According to Fuetsch, the ROADMs were designed with two key points in mind: software control to allow the switches to automatically detect and adjust bandwidth and capacity and switch traffic to different lanes as necessary, and open hardware to facilitate interoperability. And it was the latter that AT&T was so jazzed about this go around.
In Dallas, Fuetsch said AT&T connected two high-capacity IP/MPLS routers with transponders and ROADMs from Ciena and Fujitsu to implement a 100-gigabit per second optical wavelength in its production network. The interoperable ROADMs also support the aforementioned full software control as outlined in the Open ROADM specification, he noted.

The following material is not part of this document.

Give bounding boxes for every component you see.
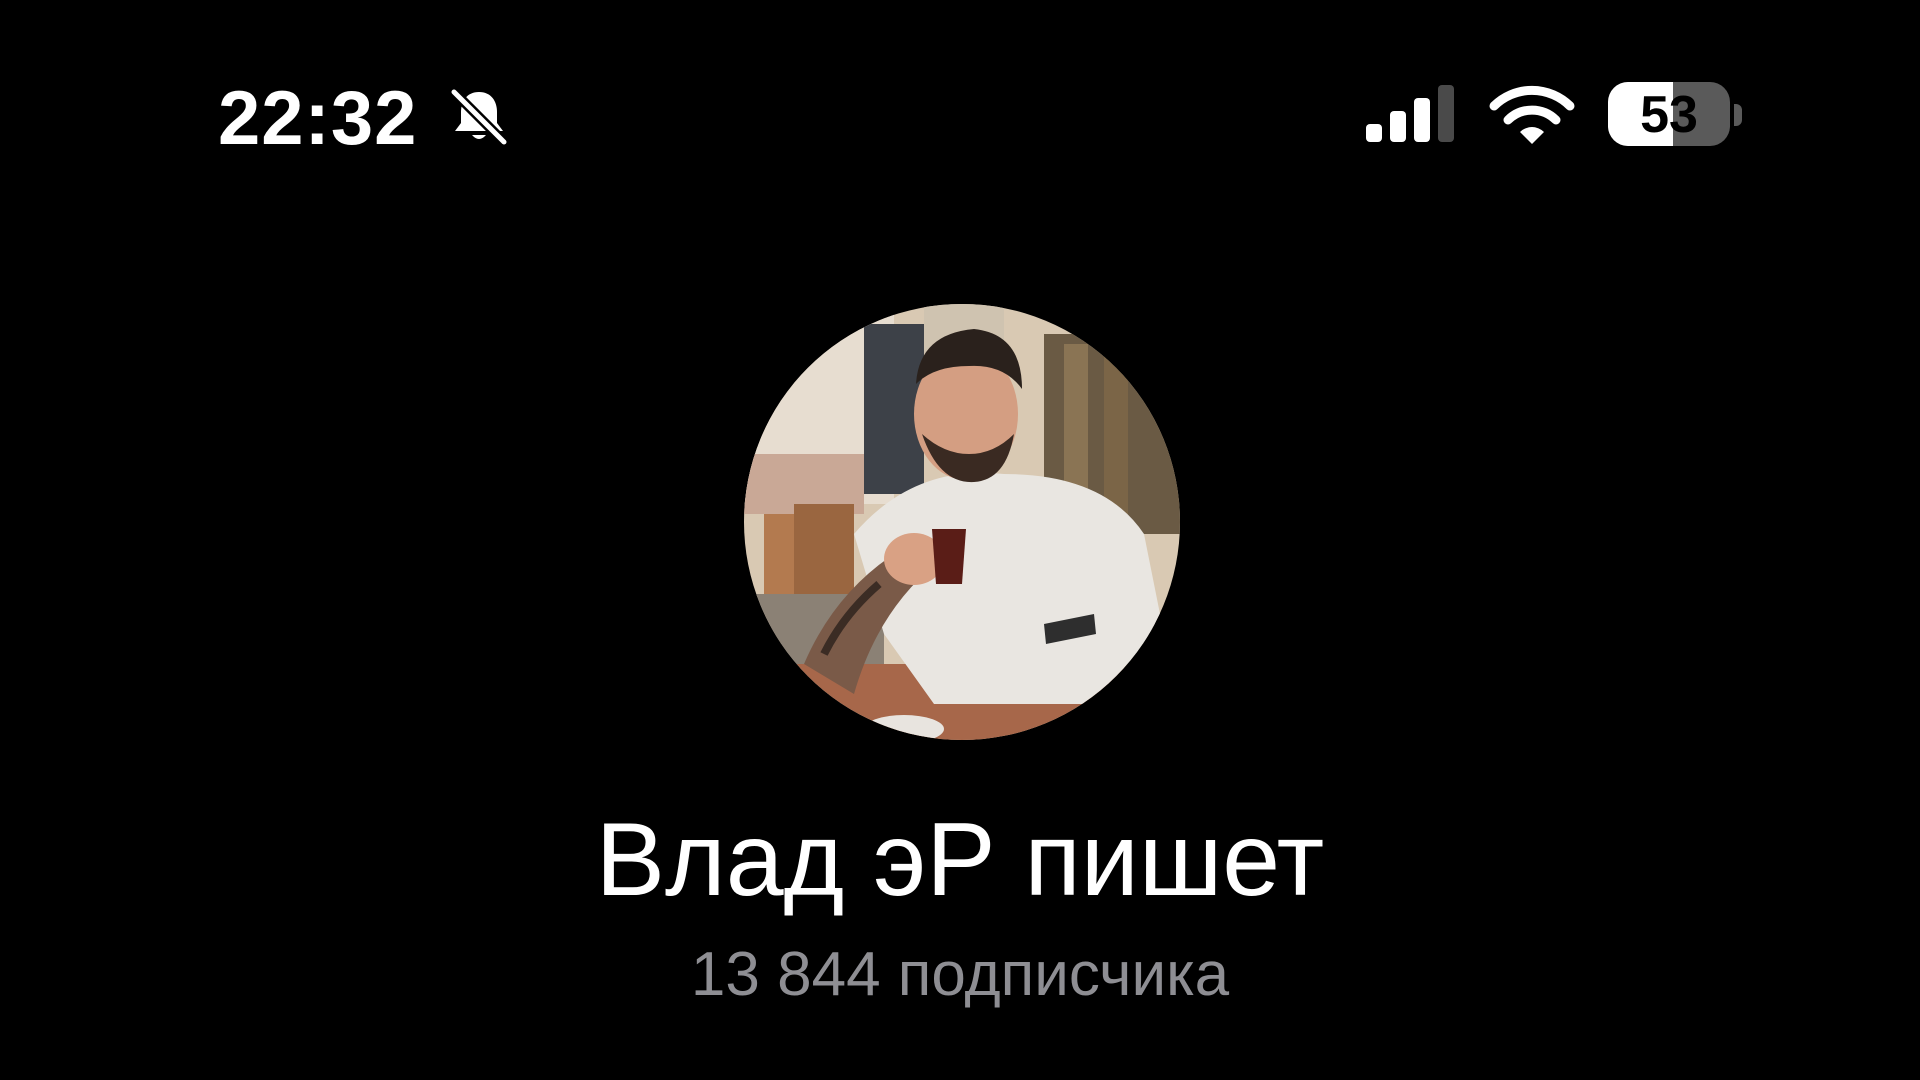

On a wireless network that has seen data traffic skyrocket more than 150,000 percent from 2007 to 2015, Fuetsch said ROADMs are one of the “workhorse” technologies that will allow AT&T to meet customer needs faster. It will also allow AT&T to mix and match equipment in each market based on capability and price.
“Tech-speak aside, what’s important here is that our vision announced in March is now a reality,” Fuetschwrote. “We expect to expand this capability across our AT&T network. And that means we can continue to support all the data-hungry applications our customers love – everything from the just-launched DIRECTV NOW to all the future apps and services that don’t even exist yet.”